Amendments 84, 87, 89, 92, 94, 96, 98, 102, 103, 106, 108 and 113 remove the need to request the assessment. I have also tabled Amendments 85, 95, 99 and 104. They will replace provision that local authorities may assess a child, a child’s carer or a young carer when it appears to them that it will be of significant benefit to the individual to assess and where they are likely to have needs once they turn 18, with a duty that a local authority must assess in these circumstances.

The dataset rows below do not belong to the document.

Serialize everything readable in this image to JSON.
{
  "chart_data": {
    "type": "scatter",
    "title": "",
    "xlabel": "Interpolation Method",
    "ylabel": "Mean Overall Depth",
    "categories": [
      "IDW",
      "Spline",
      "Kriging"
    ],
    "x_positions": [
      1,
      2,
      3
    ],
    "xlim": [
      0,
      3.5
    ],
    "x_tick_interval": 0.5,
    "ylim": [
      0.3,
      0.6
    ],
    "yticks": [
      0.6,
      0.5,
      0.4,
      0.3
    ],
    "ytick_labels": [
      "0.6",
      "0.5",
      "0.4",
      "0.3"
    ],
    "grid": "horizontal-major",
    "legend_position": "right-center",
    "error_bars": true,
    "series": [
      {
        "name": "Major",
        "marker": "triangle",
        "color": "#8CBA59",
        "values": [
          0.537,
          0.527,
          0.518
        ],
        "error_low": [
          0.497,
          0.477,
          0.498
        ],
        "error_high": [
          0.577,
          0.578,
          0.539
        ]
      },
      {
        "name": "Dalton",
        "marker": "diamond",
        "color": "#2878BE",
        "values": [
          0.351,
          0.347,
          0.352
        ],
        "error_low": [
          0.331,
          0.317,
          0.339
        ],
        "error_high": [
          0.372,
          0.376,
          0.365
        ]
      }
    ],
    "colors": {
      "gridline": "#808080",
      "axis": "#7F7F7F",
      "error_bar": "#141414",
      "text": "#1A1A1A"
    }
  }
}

Amendments 110 and 111 reflect an amendment to the young carer’s amendment to the Children and Families Bill. This is an example of the detailed work undertaken to ensure that the two Bills work together. I want to reassure my noble friend Lady Gardner in that context that we have done a great deal of work over the summer to make sure that that is indeed the case. Amendments 83A, 84A, 89A, 93A, 94A and 94B, tabled by the noble Lord, Lord Patel, and the noble Baroness, Lady Finlay, reflect concern that a local authority may leave it too late to carry out an assessment. I need to be very clear about this. The amendments I have tabled place a duty on local authorities that they must assess at the time where it appears to them that there is likely to be a need when the young person turns 18, and it is of significant benefit to that individual to assess at that time. My noble friend Lady Gardner was worried that the government amendments might not be sufficiently precise or prescriptive. The clauses are formulated in this way precisely so that assessments happen at the right time, whether that is before or after the age of 14, depending on the individual. The Bill approaches transition planning with a firm focus on assessing at the right time for the individual by the new duty to assess where it would be of significant benefit to the individual. I am not persuaded that the interests of young people are best served by prescribing when assessment should take place.